Programas de biosseguridade caracterizam-se por um conjunto de normas e

procedimentos que visam assegurar a saúde dos planteis em que são empregados, através da
proteção contra a entrada de qualquer micro-organismo patogênico (ANDREATTI, 2006).
Para que um programa de biosseguridade seja eficiente é necessária à compreensão e a
participação de todas as pessoas envolvidas. Controle de tráfego, isolamento dos núcleos,
desinfecção, higienização, quarentena, vazio sanitário, vacinação, educação continuada, são
algumas das etapas a serem implantadas dentro de um programa de biosseguridade
(ANDREATTI, 2006).
O monitoramento periódico, bem como o diagnóstico definitivo rápido, direcionado a
produção de animais saudáveis, capazes de gerar produtos seguros para o consumo, têm sido
cada vez mais exigidos.
Diante disso, conhecer as particularidades de cada fase de criação para assim associar
com as principais enfermidades endêmicas e exóticas que podem estar relacionadas ao quadro
clínico, a obtenção e o envio correto das amostras, a escolha e a execução dos testes
laboratoriais, o envio dos resultados e a interpretação dos mesmos, é de fundamental
importância para o médico veterinário que atua nessa área.

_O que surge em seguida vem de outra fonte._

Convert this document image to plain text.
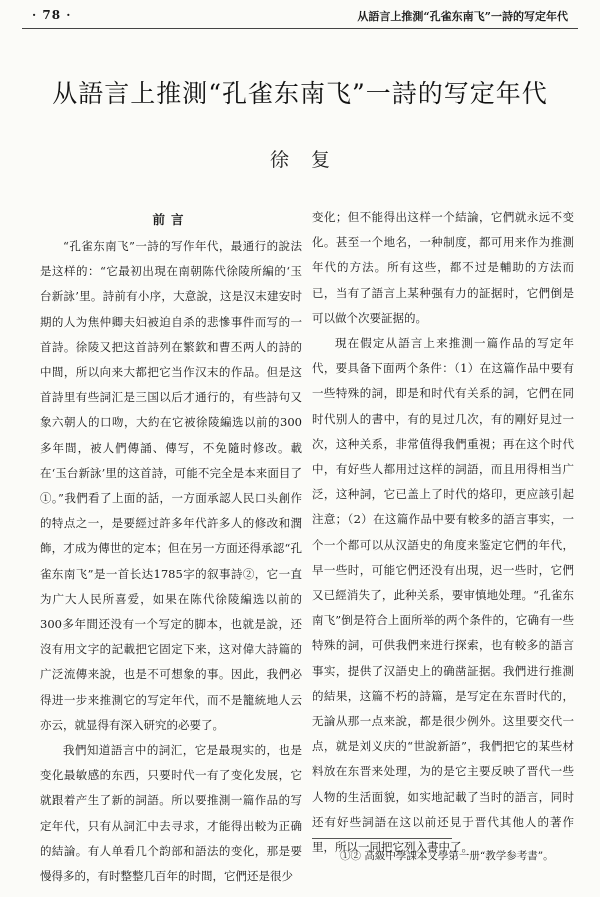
· 78 ·	从語言上推測“孔雀东南飞”一詩的写定年代
从語言上推測“孔雀东南飞”一詩的写定年代
徐复
前言

“孔雀东南飞”一詩的写作年代，最通行的說法是这样的：“它最初出現在南朝陈代徐陵所編的‘玉台新詠’里。詩前有小序，大意說，这是汉末建安时期的人为焦仲卿夫妇被迫自杀的悲慘事件而写的一首詩。徐陵又把这首詩列在繁欽和曹丕两人的詩的中間，所以向来大都把它当作汉末的作品。但是这首詩里有些詞汇是三国以后才通行的，有些詩句又象六朝人的口吻，大約在它被徐陵編选以前的300多年間，被人們傳誦、傳写，不免隨时修改。載在‘玉台新詠’里的这首詩，可能不完全是本来面目了①。”我們看了上面的話，一方面承認人民口头創作的特点之一，是要經过許多年代許多人的修改和潤飾，才成为傳世的定本；但在另一方面还得承認“孔雀东南飞”是一首长达1785字的叙事詩②，它一直为广大人民所喜爱，如果在陈代徐陵編选以前的300多年間还没有一个写定的脚本，也就是說，还沒有用文字的記載把它固定下来，这对偉大詩篇的广泛流傳来說，也是不可想象的事。因此，我們必得进一步来推測它的写定年代，而不是籠統地人云亦云，就显得有深入研究的必要了。

我們知道語言中的詞汇，它是最現实的，也是变化最敏感的东西，只要时代一有了变化发展，它就跟着产生了新的詞語。所以要推測一篇作品的写定年代，只有从詞汇中去寻求，才能得出較为正确的結論。有人单看几个韵部和語法的变化，那是要慢得多的，有时整整几百年的时間，它們还是很少

变化；但不能得出这样一个結論，它們就永远不变化。甚至一个地名，一种制度，都可用来作为推測年代的方法。所有这些，都不过是輔助的方法而已，当有了語言上某种强有力的証据时，它們倒是可以做个次要証据的。

現在假定从語言上来推測一篇作品的写定年代，要具备下面两个条件：（1）在这篇作品中要有一些特殊的詞，即是和时代有关系的詞，它們在同时代别人的書中，有的見过几次，有的剛好見过一次，这种关系，非常值得我們重視；再在这个时代中，有好些人都用过这样的詞語，而且用得相当广泛，这种詞，它已盖上了时代的烙印，更应該引起注意；（2）在这篇作品中要有較多的語言事实，一个一个都可以从汉語史的角度来鉴定它們的年代，早一些时，可能它們还没有出現，迟一些时，它們又已經消失了，此种关系，要审慎地处理。“孔雀东南飞”倒是符合上面所举的两个条件的，它确有一些特殊的詞，可供我們来进行探索，也有較多的語言事实，提供了汉語史上的确凿証据。我們进行推測的結果，这篇不朽的詩篇，是写定在东晋时代的，无論从那一点来說，都是很少例外。这里要交代一点，就是刘义庆的“世說新語”，我們把它的某些材料放在东晋来处理，为的是它主要反映了晋代一些人物的生活面貌，如实地記載了当时的語言，同时还有好些詞語在这以前还見于晋代其他人的著作里，所以一同把它列入書中了。

①② 高級中學課本文學第一册“教学参考書”。
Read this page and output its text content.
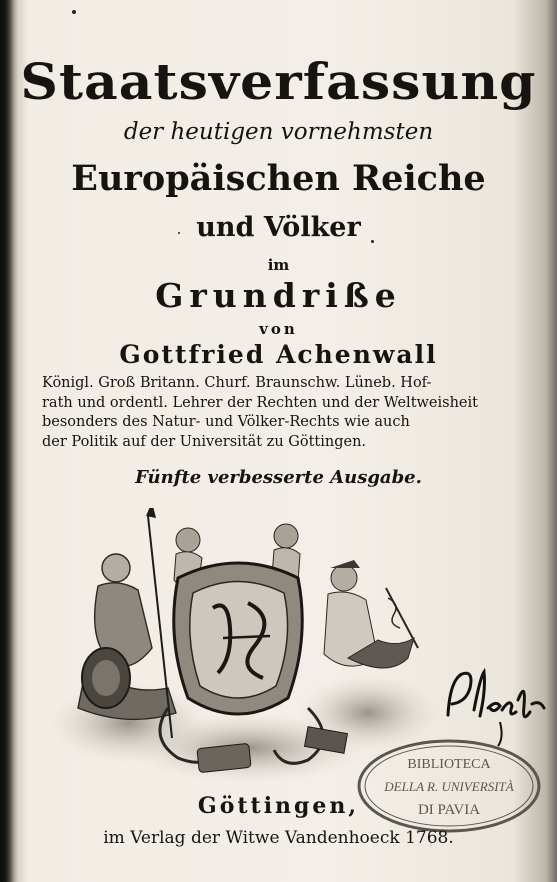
Staatsverfassung
der heutigen vornehmsten
Europäischen Reiche
und Völker
im
Grundriße
von
Gottfried Achenwall
Königl. Groß Britann. Churf. Braunschw. Lüneb. Hof-
rath und ordentl. Lehrer der Rechten und der Weltweisheit
besonders des Natur- und Völker-Rechts wie auch
der Politik auf der Universität zu Göttingen.
Fünfte verbesserte Ausgabe.
BIBLIOTECA
DELLA R. UNIVERSITÀ
DI PAVIA
Göttingen,
im Verlag der Witwe Vandenhoeck 1768.
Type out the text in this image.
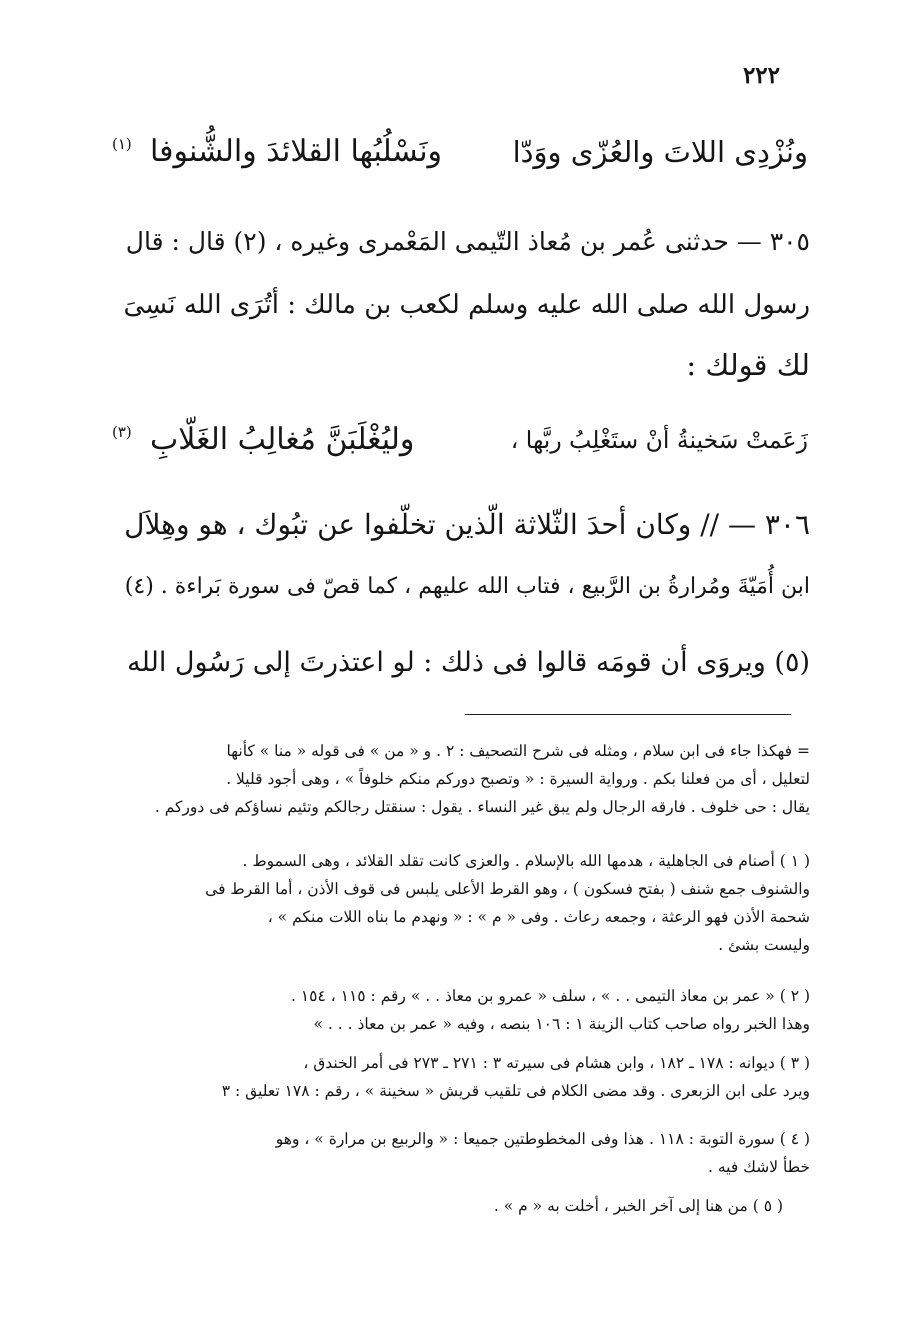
٢٢٢
ونُزْدِى اللاتَ والعُزّى ووَدّا
ونَسْلُبُها القلائدَ والشُّنوفا
(١)
٣٠٥ — حدثنى عُمر بن مُعاذ التّيمى المَعْمرى وغيره ، (٢) قال : قال
رسول الله صلى الله عليه وسلم لكعب بن مالك : أتُرَى الله نَسِىَ
لك قولك :
زَعَمتْ سَخينةُ أنْ ستَغْلِبُ ربَّها ،
وليُغْلَبَنَّ مُغالِبُ الغَلّابِ
(٣)
٣٠٦ — // وكان أحدَ الثّلاثة الّذين تخلّفوا عن تبُوك ، هو وهِلاَل
ابن أُمَيّةَ ومُرارةُ بن الرَّبيع ، فتاب الله عليهم ، كما قصّ فى سورة بَراءة . (٤)
(٥) ويروَى أن قومَه قالوا فى ذلك : لو اعتذرتَ إلى رَسُول الله
= فهكذا جاء فى ابن سلام ، ومثله فى شرح التصحيف : ٢ . و « من » فى قوله « منا » كأنها
لتعليل ، أى من فعلنا بكم . ورواية السيرة : « وتصبح دوركم منكم خلوفاً » ، وهى أجود قليلا .
يقال : حى خلوف . فارقه الرجال ولم يبق غير النساء . يقول : سنقتل رجالكم وتئيم نساؤكم فى دوركم .
( ١ ) أصنام فى الجاهلية ، هدمها الله بالإسلام . والعزى كانت تقلد القلائد ، وهى السموط .
والشنوف جمع شنف ( بفتح فسكون ) ، وهو القرط الأعلى يلبس فى قوف الأذن ، أما القرط فى
شحمة الأذن فهو الرعثة ، وجمعه رعاث . وفى « م » : « ونهدم ما بناه اللات منكم » ،
وليست بشئ .
( ٢ ) « عمر بن معاذ التيمى . . » ، سلف « عمرو بن معاذ . . » رقم : ١١٥ ، ١٥٤ .
وهذا الخبر رواه صاحب كتاب الزينة ١ : ١٠٦ بنصه ، وفيه « عمر بن معاذ . . . »
( ٣ ) ديوانه : ١٧٨ ـ ١٨٢ ، وابن هشام فى سيرته ٣ : ٢٧١ ـ ٢٧٣ فى أمر الخندق ،
ويرد على ابن الزبعرى . وقد مضى الكلام فى تلقيب قريش « سخينة » ، رقم : ١٧٨ تعليق : ٣
( ٤ ) سورة التوبة : ١١٨ . هذا وفى المخطوطتين جميعا : « والربيع بن مرارة » ، وهو
خطأ لاشك فيه .
( ٥ ) من هنا إلى آخر الخبر ، أخلت به « م » .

O objetivo do estágio foi conhecer a gestão necessária para garantir a saúde animal em
uma grande empresa, que fornece alimentos de origem animal, para diversos tipos de
mercados consumidores e que segue rigorosamente, uma diversidade de especificações
técnicas que garantem que o produto final tenha sua inocuidade garantida, com foco principal
nas monitorias periódicas e no diagnóstico das principais enfermidades de impacto econômico
e de saúde pública na produção de aves e suínos, relacionando o aprendizado teórico ao
aprendizado prático, fundamental para a capacitação profissional na área escolhida.
Este relatório descreve as atividades acompanhadas e desenvolvidas durante o período
de estágio curricular supervisionado obrigatório do curso de medicina veterinária na área de
sanidade de aves e suínos, no Laboratório de Saúde Animal da JBS Foods, com o objetivo de
cumprir o requisito parcial para obtenção de título em Bacharel em Medicina Veterinária.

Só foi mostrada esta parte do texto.